Nos últimos meses e dias, tudo mudou. No final do ano passado fizemos um encontro chamado Freaks contra o fascismo e ali o “algo diferente” que falamos, ficou evidente. Sem dúvida foi um encontro que nos ajudou muito passar e enfrentar a tortuosa eleição presidencial de 2018. Ao menos para nós, foi fundamental na preservação da nossa saúde mental.
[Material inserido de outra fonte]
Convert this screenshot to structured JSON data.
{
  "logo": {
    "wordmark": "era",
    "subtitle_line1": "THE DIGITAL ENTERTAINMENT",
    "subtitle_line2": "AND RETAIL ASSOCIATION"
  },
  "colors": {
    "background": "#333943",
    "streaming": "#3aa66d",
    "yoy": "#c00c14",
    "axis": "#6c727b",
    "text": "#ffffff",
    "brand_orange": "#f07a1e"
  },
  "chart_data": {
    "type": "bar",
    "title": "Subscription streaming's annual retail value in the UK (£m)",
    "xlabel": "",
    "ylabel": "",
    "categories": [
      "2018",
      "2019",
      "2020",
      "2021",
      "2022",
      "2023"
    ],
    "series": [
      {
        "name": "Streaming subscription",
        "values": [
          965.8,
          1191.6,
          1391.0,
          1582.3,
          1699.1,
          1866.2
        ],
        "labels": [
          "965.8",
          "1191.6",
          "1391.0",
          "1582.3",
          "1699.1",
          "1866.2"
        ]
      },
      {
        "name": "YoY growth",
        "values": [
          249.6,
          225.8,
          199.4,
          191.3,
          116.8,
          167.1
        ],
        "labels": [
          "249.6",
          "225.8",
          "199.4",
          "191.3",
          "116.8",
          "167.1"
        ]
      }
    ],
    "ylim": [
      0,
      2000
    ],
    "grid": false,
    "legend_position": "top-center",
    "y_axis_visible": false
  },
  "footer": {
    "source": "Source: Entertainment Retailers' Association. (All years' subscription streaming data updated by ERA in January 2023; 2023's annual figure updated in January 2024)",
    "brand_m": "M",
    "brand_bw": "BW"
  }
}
Pontualmente nos últimos dias, com o desaparecimento dos nosso meninos Doug e Henry, a união em busca de respostas e a formação de grupos de apoio para lidar com a aflição e angústia foram poderosas. Depois do anúncio da morte dos meninos, travamos a luta para que eles tivessem um velório e enterro com dignidade, a ajuda coletiva para conseguir verba inclusive para arcar com o enterro de Henry e a batalha para que as imagens deles fossem ligadas ao amor e carinho que eles emanavam a despeito de todo discurso de ódio que foi despejado sobre eles. Estivemos ali, todos os dias, brigando e ao mesmo tempo se apoiando, como uma poderosa comunidade realmente faz. É triste a gente não ter o direito ao luto sem antes ter que atestar nossa inocência e idoneidade.

Com tudo, reafirmamos que precisamos – inclusive nós – aprender a olhar para nossa comunidade com carinho e reconhecer que o que estamos construindo e vivendo aqui no Brasil é algo realmente poderoso e único. Nós podemos aprender com nós mesmos e, ainda, ensinar sobre solidariedade, respeito e compaixão ao restante da sociedade, que ainda nos julga demasiadamente. Precisamos aprender a reconhecer e, sobretudo, agradecer o que temos. No final é isso que vai nos diferenciar realmente nesse sistema. E é reconfortante sabermos que tudo está desmoronando, mas ainda nos temos. Nós por nós!